M. François Calvet attire l'attention de M. le ministre de l'éducation nationale, de la jeunesse et des sports sur l'arrêté du 25 janvier 2021 fixant les modalités d'organisation des concours de recrutement des professeurs des écoles (CRPE). En efet, le décret prévoit pour les candidats au concours ordinaire la possibilité de choisir une épreuve facultative de langues étrangères. En revanche, il n'est pas prévu que cette épreuve facultative puisse porter sur une langue régionale, ce qui est plutôt surprenant. En effet, avant que les épreuves de langues étrangères ne soient supprimées, les langues régionales étaient toujours proposées avec les langues étrangères au concours de recrutement des maîtres d'école et il ne semble pas que ce choix ait nuit à la formation des enseignants de cette époque. Il lui demande donc s'il serait envisageable de préciser dans le décret que l'épreuve facultative pourra porter également sur une langue régionale de France.

Question écrite sur l'article L231-6-1 du code de la sécurité sociale et les entreprises sociales pour l'habitat

M. François Calvet attire l'attention de M. le ministre des solidarités et de la santé sur la rédaction de l'article L231-6-1 du code de la sécurité sociale qui institue une incompatibilité entre la qualité de membre du conseil d'administration d'une caisse d'allocations familiales et celle de personne, salariée ou non, exerçant les fonctions d'administrateur, de directeur ou de gérant d'une entreprise, institution ou association à but lucratif, qui bénéficient d'un concours financier de la part de l'organisme de sécurité sociale, ou qui participent à la prestation de travaux, de fournitures ou de services ou à l'exécution de contrats d'assurance, de bail ou de location. Les caisses d'allocations familiales sont des organismes gérant localement des fonds d'intervention pour des projets d'investissement portés par des bailleurs sociaux tels que les offices publics de l'habitat ou des entreprises sociales pour l'habitat dites SA HLM. Il souhaite savoir si les entreprises sociales pour l'habitat, sociétés anonymes à but non lucratif dont l'objet social non spéculatif est garanti par le code de la construction et de l'habitation et par des clauses-types fixées par décret, sont ou non des « entreprises » au sens de la disposition législative précitée. Il précise qu'une réponse affirmative supposerait que les administrateurs des caisses d'allocations familiales ne pourraient être administrateurs des entreprises sociales d'habitat alors qu'ils peuvent disposer d'une telle qualité au sein des offices publics de l'habitat, établissements publics industriels et commerciaux, qui sont l'équivalent public des entreprises sociales d'habitat. Une telle incompatibilité priverait les entreprises sociales pour l'habitat de la représentation d'un acteur social majeur au sein de leurs organes de direction et de fonctionnement participant à la conduite des missions d'intérêt général confiées par le législateur à ces sociétés.

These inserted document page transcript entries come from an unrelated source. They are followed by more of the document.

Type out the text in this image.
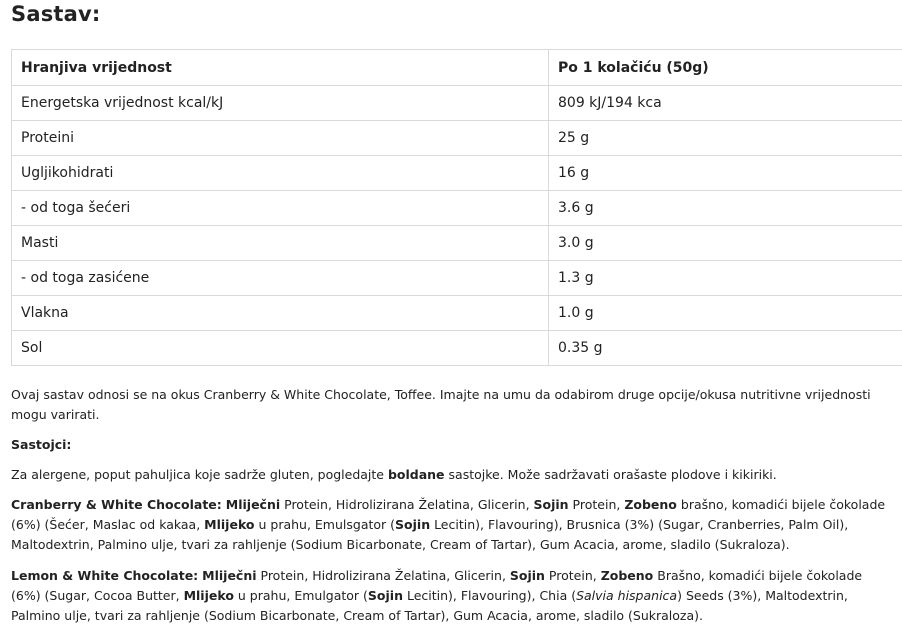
Sastav:
Hranjiva vrijednost	Po 1 kolačiću (50g)
Energetska vrijednost kcal/kJ	809 kJ/194 kca
Proteini	25 g
Ugljikohidrati	16 g
- od toga šećeri	3.6 g
Masti	3.0 g
- od toga zasićene	1.3 g
Vlakna	1.0 g
Sol	0.35 g

Ovaj sastav odnosi se na okus Cranberry & White Chocolate, Toffee. Imajte na umu da odabirom druge opcije/okusa nutritivne vrijednosti mogu varirati.

Sastojci:

Za alergene, poput pahuljica koje sadrže gluten, pogledajte boldane sastojke. Može sadržavati orašaste plodove i kikiriki.

Cranberry & White Chocolate: Mliječni Protein, Hidrolizirana Želatina, Glicerin, Sojin Protein, Zobeno brašno, komadići bijele čokolade (6%) (Šećer, Maslac od kakaa, Mlijeko u prahu, Emulsgator (Sojin Lecitin), Flavouring), Brusnica (3%) (Sugar, Cranberries, Palm Oil), Maltodextrin, Palmino ulje, tvari za rahljenje (Sodium Bicarbonate, Cream of Tartar), Gum Acacia, arome, sladilo (Sukraloza).

Lemon & White Chocolate: Mliječni Protein, Hidrolizirana Želatina, Glicerin, Sojin Protein, Zobeno Brašno, komadići bijele čokolade (6%) (Sugar, Cocoa Butter, Mlijeko u prahu, Emulgator (Sojin Lecitin), Flavouring), Chia (Salvia hispanica) Seeds (3%), Maltodextrin, Palmino ulje, tvari za rahljenje (Sodium Bicarbonate, Cream of Tartar), Gum Acacia, arome, sladilo (Sukraloza).
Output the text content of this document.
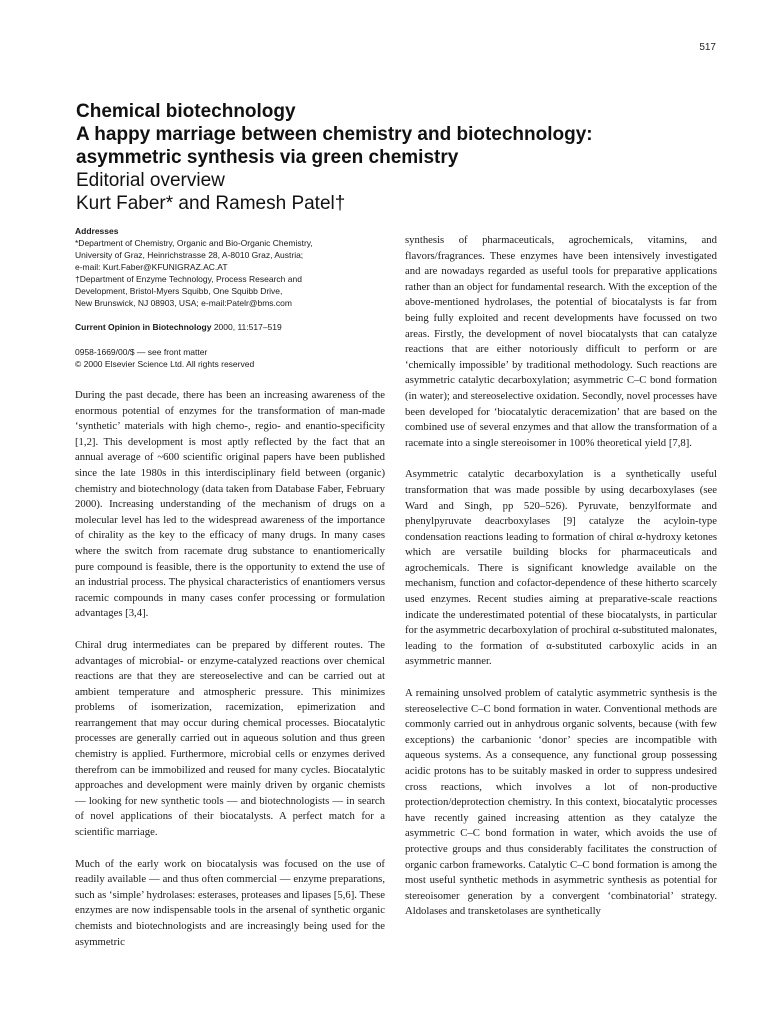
517
Chemical biotechnology
A happy marriage between chemistry and biotechnology:
asymmetric synthesis via green chemistry
Editorial overview
Kurt Faber* and Ramesh Patel†

Addresses

*Department of Chemistry, Organic and Bio-Organic Chemistry,

University of Graz, Heinrichstrasse 28, A-8010 Graz, Austria;

e-mail: Kurt.Faber@KFUNIGRAZ.AC.AT

†Department of Enzyme Technology, Process Research and

Development, Bristol-Myers Squibb, One Squibb Drive,

New Brunswick, NJ 08903, USA; e-mail:Patelr@bms.com

Current Opinion in Biotechnology 2000, 11:517–519

0958-1669/00/$ — see front matter
© 2000 Elsevier Science Ltd. All rights reserved

During the past decade, there has been an increasing awareness of the enormous potential of enzymes for the transformation of man-made ‘synthetic’ materials with high chemo-, regio- and enantio-specificity [1,2]. This development is most aptly reflected by the fact that an annual average of ~600 scientific original papers have been published since the late 1980s in this interdisciplinary field between (organic) chemistry and biotechnology (data taken from Database Faber, February 2000). Increasing understanding of the mechanism of drugs on a molecular level has led to the widespread awareness of the importance of chirality as the key to the efficacy of many drugs. In many cases where the switch from racemate drug substance to enantiomerically pure compound is feasible, there is the opportunity to extend the use of an industrial process. The physical characteristics of enantiomers versus racemic compounds in many cases confer processing or formulation advantages [3,4].

Chiral drug intermediates can be prepared by different routes. The advantages of microbial- or enzyme-catalyzed reactions over chemical reactions are that they are stereoselective and can be carried out at ambient temperature and atmospheric pressure. This minimizes problems of isomerization, racemization, epimerization and rearrangement that may occur during chemical processes. Biocatalytic processes are generally carried out in aqueous solution and thus green chemistry is applied. Furthermore, microbial cells or enzymes derived therefrom can be immobilized and reused for many cycles. Biocatalytic approaches and development were mainly driven by organic chemists — looking for new synthetic tools — and biotechnologists — in search of novel applications of their biocatalysts. A perfect match for a scientific marriage.

Much of the early work on biocatalysis was focused on the use of readily available — and thus often commercial — enzyme preparations, such as ‘simple’ hydrolases: esterases, proteases and lipases [5,6]. These enzymes are now indispensable tools in the arsenal of synthetic organic chemists and biotechnologists and are increasingly being used for the asymmetric

synthesis of pharmaceuticals, agrochemicals, vitamins, and flavors/fragrances. These enzymes have been intensively investigated and are nowadays regarded as useful tools for preparative applications rather than an object for fundamental research. With the exception of the above-mentioned hydrolases, the potential of biocatalysts is far from being fully exploited and recent developments have focussed on two areas. Firstly, the development of novel biocatalysts that can catalyze reactions that are either notoriously difficult to perform or are ‘chemically impossible’ by traditional methodology. Such reactions are asymmetric catalytic decarboxylation; asymmetric C–C bond formation (in water); and stereoselective oxidation. Secondly, novel processes have been developed for ‘biocatalytic deracemization’ that are based on the combined use of several enzymes and that allow the transformation of a racemate into a single stereoisomer in 100% theoretical yield [7,8].

Asymmetric catalytic decarboxylation is a synthetically useful transformation that was made possible by using decarboxylases (see Ward and Singh, pp 520–526). Pyruvate, benzylformate and phenylpyruvate deacrboxylases [9] catalyze the acyloin-type condensation reactions leading to formation of chiral α-hydroxy ketones which are versatile building blocks for pharmaceuticals and agrochemicals. There is significant knowledge available on the mechanism, function and cofactor-dependence of these hitherto scarcely used enzymes. Recent studies aiming at preparative-scale reactions indicate the underestimated potential of these biocatalysts, in particular for the asymmetric decarboxylation of prochiral α-substituted malonates, leading to the formation of α-substituted carboxylic acids in an asymmetric manner.

A remaining unsolved problem of catalytic asymmetric synthesis is the stereoselective C–C bond formation in water. Conventional methods are commonly carried out in anhydrous organic solvents, because (with few exceptions) the carbanionic ‘donor’ species are incompatible with aqueous systems. As a consequence, any functional group possessing acidic protons has to be suitably masked in order to suppress undesired cross reactions, which involves a lot of non-productive protection/deprotection chemistry. In this context, biocatalytic processes have recently gained increasing attention as they catalyze the asymmetric C–C bond formation in water, which avoids the use of protective groups and thus considerably facilitates the construction of organic carbon frameworks. Catalytic C–C bond formation is among the most useful synthetic methods in asymmetric synthesis as potential for stereoisomer generation by a convergent ‘combinatorial’ strategy. Aldolases and transketolases are synthetically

Question écrite sur les travaux de valorisation de la Chapelle Saint-Jean le Vieux à Perpignan

M. François CALVET interroge Mme la ministre de la culture sur les travaux de valorisation de la Chapelle Saint-Jean le Vieux à Perpignan.
Ce site exceptionnel regroupe la cathédrale Saint-Jean-Baptiste, de style gothique, et la Chapelle Saint-Jean le Vieux, édifice roman.  Cette église primitive, consacrée le 16 mai 1025, enfouie entre la cathédrale et les vestiges de l’hôpital comtal, a connu un destin bien sombre puisqu’elle a abrité jusqu’en 2011 la centrale électrique d’alimentation du quartier historique de la ville de Perpignan voulu en 1890 par Edmond Bartissol.
En 2019, après dix années d’interminables transactions, Enedis a rétrocédé à l’Etat, pour l’euro symbolique, cet espace au domaine public.
Les problèmes liés à la présence de ce répartiteur ayant été résolus, cette avancée majeure a donc pour but de permettre à cet édifice d’accueillir le trésor liturgique de la cathédrale.
A ce jour, les travaux semblent à l’arrêt.
Aussi, c’est la raison pour laquelle l’attention de Madame la ministre est attirée afin de l’interroger sur l’avancée de ce projet d’une grande importance et lui demande dans quel délai la Chapelle Saint-Jean le Vieux pourra accueillir ce trésor.